Atteggiamento positivo: è davvero così potente?

Un problema ti preoccupa. Credi di avere poche possibilità per risolverlo. Salgono stress e ansia e non vedi una via d’uscita. Inizi ad assumere un atteggiamento negativo, che, non solo non è utile, ma peggiora soltanto la tua situazione.

Come uscirne?

Quando abbiamo un problema, spesso ci lamentiamo, adottiamo un atteggiamento negativo, procrastiniamo l’affrontare la situazione, rimanendo fermi al punto di partenza e senza ottenere risultati. Dovremmo, invece, concentrarci su come risolverlo. La mente matura pensieri negativi e generalizza con frasi, tipo “Capitano tutte a me!”, “Oggi non ho voglia di sorridere.”, “Una giornata proprio disastrosa!” oppure “Gli altri sì che si godono la vita, io no!”.

Succede anche a te?

Si? Forse dovresti analizzare di nuovo la tua realtà, arricchire il tuo punto di vista e dare il giusto peso alle parole. Potresti scoprire che, in fondo, il tuo problema è risolvibile semplicemente scoprendo e percorrendo una nuova strada.
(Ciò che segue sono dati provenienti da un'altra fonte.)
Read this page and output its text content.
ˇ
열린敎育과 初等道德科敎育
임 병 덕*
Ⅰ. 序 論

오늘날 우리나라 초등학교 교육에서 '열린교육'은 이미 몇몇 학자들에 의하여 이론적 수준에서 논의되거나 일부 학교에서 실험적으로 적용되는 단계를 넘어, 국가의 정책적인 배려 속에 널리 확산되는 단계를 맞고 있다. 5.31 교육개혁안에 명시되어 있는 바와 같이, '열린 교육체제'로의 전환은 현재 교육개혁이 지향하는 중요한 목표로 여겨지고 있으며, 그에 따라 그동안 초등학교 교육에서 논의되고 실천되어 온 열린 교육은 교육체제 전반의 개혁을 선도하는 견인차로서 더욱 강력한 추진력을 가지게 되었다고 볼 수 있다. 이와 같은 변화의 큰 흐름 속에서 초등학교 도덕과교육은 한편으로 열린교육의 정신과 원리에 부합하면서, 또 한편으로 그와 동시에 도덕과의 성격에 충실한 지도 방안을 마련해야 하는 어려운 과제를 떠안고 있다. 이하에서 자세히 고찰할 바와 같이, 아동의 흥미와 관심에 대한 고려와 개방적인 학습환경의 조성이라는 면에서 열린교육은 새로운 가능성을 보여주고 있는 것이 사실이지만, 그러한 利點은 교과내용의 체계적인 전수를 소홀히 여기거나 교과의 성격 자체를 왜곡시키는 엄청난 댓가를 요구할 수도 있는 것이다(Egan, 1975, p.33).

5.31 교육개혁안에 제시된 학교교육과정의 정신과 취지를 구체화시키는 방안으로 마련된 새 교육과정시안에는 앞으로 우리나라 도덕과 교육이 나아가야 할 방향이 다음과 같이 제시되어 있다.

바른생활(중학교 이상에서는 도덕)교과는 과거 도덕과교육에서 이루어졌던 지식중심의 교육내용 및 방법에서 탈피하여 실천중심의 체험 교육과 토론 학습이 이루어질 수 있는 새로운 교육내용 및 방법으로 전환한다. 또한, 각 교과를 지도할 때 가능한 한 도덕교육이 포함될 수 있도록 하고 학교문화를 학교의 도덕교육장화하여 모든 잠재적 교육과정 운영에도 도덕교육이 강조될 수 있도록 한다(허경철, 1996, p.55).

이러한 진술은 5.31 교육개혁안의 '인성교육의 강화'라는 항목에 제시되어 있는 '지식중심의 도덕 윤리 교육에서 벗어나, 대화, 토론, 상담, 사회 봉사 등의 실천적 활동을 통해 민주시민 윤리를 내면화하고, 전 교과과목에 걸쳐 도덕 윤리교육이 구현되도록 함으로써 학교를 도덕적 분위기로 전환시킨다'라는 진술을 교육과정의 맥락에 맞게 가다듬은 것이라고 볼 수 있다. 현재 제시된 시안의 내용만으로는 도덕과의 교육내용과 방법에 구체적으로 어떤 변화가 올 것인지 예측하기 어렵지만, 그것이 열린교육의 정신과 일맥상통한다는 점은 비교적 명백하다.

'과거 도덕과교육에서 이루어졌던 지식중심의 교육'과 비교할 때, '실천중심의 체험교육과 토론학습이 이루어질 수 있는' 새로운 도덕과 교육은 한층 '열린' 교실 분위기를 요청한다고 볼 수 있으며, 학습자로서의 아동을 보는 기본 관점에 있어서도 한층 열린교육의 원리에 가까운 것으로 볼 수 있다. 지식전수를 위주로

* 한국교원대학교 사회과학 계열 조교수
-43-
Quando sei giù, a terra, soltanto la tenacia può darti la spinta per rialzarti e superare le tue difficoltà. La forza di volontà è tutto, il tuo atteggiamento tende a diffondersi e riflettersi su di te, sulla leadership e sugli altri in maniera importante.

Quindi ciò che conta è l’atteggiamento?

Si. Ma non solo. Dobbiamo concentrarci sul tipo di atteggiamento. La grande sfida sta nell’assumere un comportamento positivo, anziché negativo.

Un atteggiamento negativo non ti permetterà mai di aumentare la tua influenza da leader.

Per alcune persone, l’atteggiamento positivo è naturale, spontaneo. Per altri, invece, non è così, ma assumere questo atteggiamento diventa un obbligo.

Ma “atteggiamento positivo” significa vedere solo “cose belle”?

Un atteggiamento positivo non significa assolutamente rifiutare la realtà. Significa impegnarsi a fondo per raggiungere i propri obiettivi, senza rassegnarsi o mollare, anche nella peggiore delle situazioni. Tutto ciò trovando il lato positivo delle situazioni, anche quando, all’apparenza, non lo troviamo.

In questo modo, imposti un sano ottimismo verso te stesso e il tuo gruppo, anche nel dover affrontare le sconfitte o quando non c’è una buona probabilità di avere successo.

Con chi preferisci stare, lavorare o fare amicizia?

Con persone sempre giù di morale, demotivate, stanche e che si lamentano sempre o con persone che riescono a vedere il bene attorno, anche quando le cose non stanno andando alla grande?

So che anche tu preferisci stare con una persona che, nel cielo coperto di nuvole, riesce a intravedere quel piccolo pezzetto di cielo azzurro.